Toronto Police mired in embarrassment after accidentally detaining a Toronto-bound car

When Toronto Police received a call from a man saying his car had been stolen, they were confused. “They said, ‘What do you mean?’ And I said, ‘It’s in my driveway!’” Toronto Police Constable James Gendron recalled telling reporters after the incident occurred. And no one believed him. “The story was that the car had been blown up in Winnipeg and it was stuffed down the back of a motorcycle.”

It wasn’t until someone spotted the vehicle being driven with the wrong license plate that they realized it had been tracked from Ontario to the Middle East. The car was then shuttled to Halifax, from where it took a train to Paris, had customs stops in Hong Kong and Tokyo, and was headed for the U.S. on a train to Washington, D.C.

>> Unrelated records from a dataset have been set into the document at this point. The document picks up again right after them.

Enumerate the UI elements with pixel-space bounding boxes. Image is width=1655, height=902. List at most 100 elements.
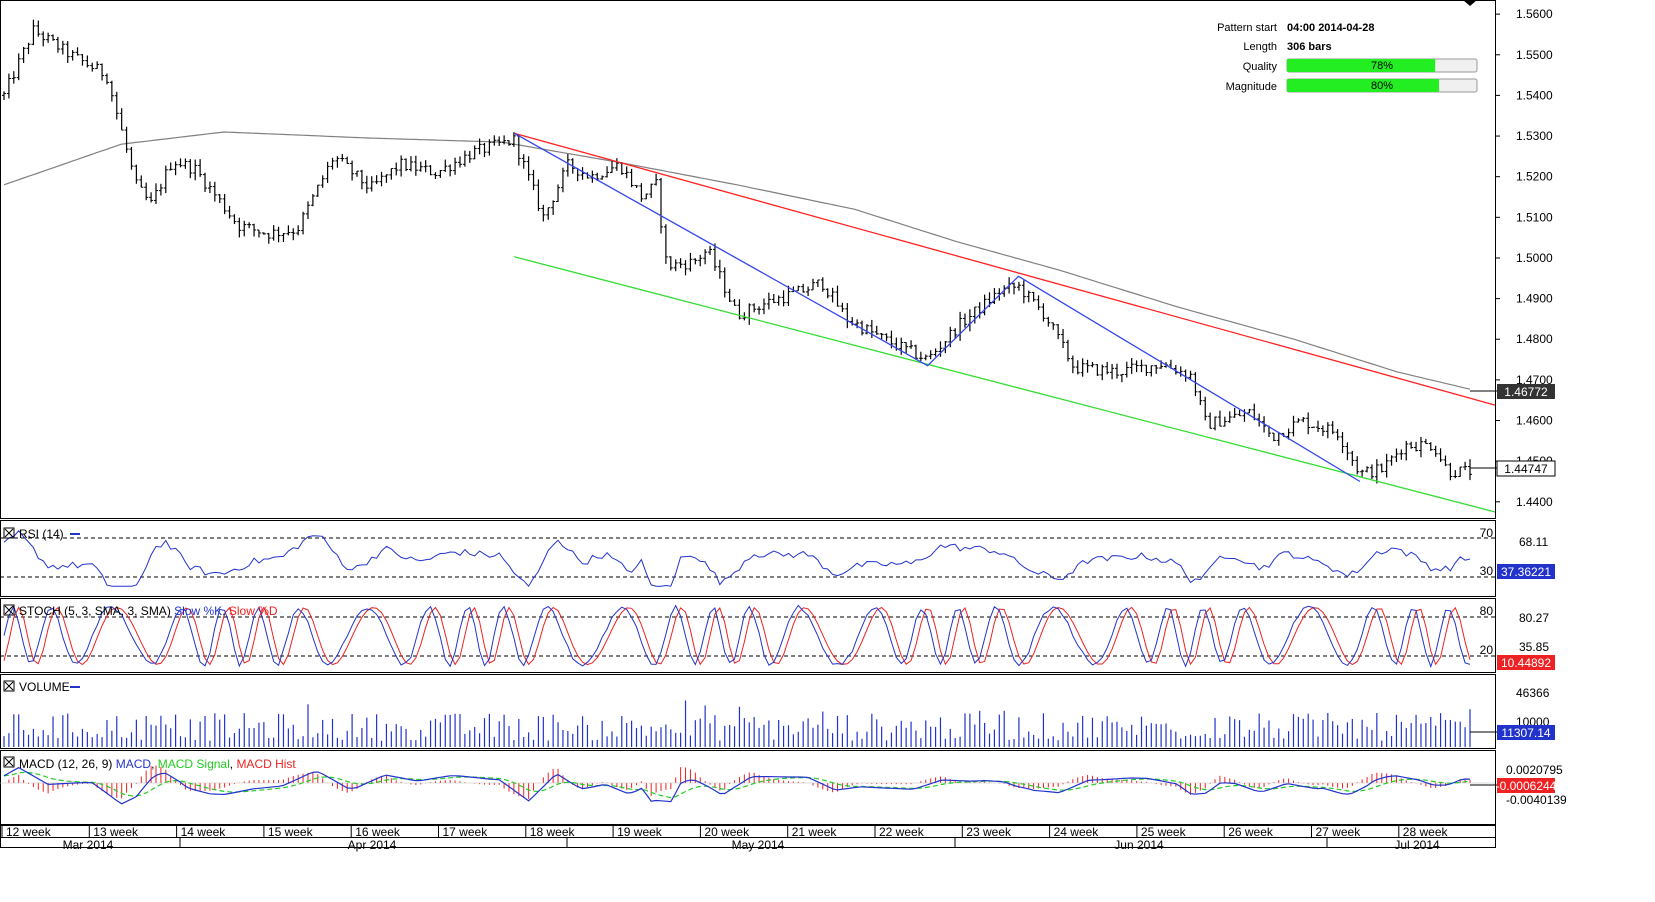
macd-tick-lower: -0.0040139 — [1506, 793, 1567, 807]
ohlc-bar — [521, 154, 526, 169]
ohlc-bar — [1012, 282, 1017, 295]
ohlc-bar — [722, 267, 727, 298]
ohlc-bar — [100, 63, 105, 81]
ohlc-bar — [757, 306, 762, 315]
ohlc-bar — [345, 156, 350, 165]
ohlc-bar — [1129, 358, 1134, 374]
ohlc-bar — [874, 325, 879, 335]
scroll-marker-icon[interactable] — [1463, 0, 1477, 6]
macd-toggle-icon[interactable] — [3, 756, 15, 768]
ohlc-bar — [1056, 324, 1061, 340]
ohlc-bar — [796, 285, 801, 292]
ohlc-bar — [703, 249, 708, 265]
ohlc-bar — [482, 142, 487, 158]
ohlc-bar — [864, 324, 869, 335]
ma-value-badge — [1497, 384, 1555, 399]
ohlc-bar — [982, 294, 987, 316]
stoch-toggle-icon[interactable] — [3, 604, 15, 616]
time-axis: 12 week 13 week 14 week 15 week 16 week 17 we… — [1, 825, 1448, 852]
ohlc-bar — [1139, 359, 1144, 373]
ohlc-bar — [933, 348, 938, 357]
price-tick-label: 1.5500 — [1516, 48, 1553, 62]
ohlc-bar — [1458, 466, 1463, 478]
ohlc-bar — [188, 159, 193, 179]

The details of how exactly Toronto Police tracked the vehicle to Halifax are still a bit fuzzy, though it appears to have involved a GPS-enabled tracking device planted in the vehicle’s dashboard by security. “I’m not going to speculate on what the operators were doing,” Gendron said. “They knew where the car was, we just didn’t know exactly where it was.” It wasn’t until the car was tracked from New Brunswick that police were able to get its location and track it to Halifax.

It was all very embarrassing for the Royal Canadian Mounted Police, as the device contained the text message they received from the man who reported the car stolen on the evening of Oct. 14. “My kid was a good boy. We’re going to a few different schools so the laptop is going to have to go,” the text read.

A moment of silence for the poor kid who lost his laptop, which had a very important program running.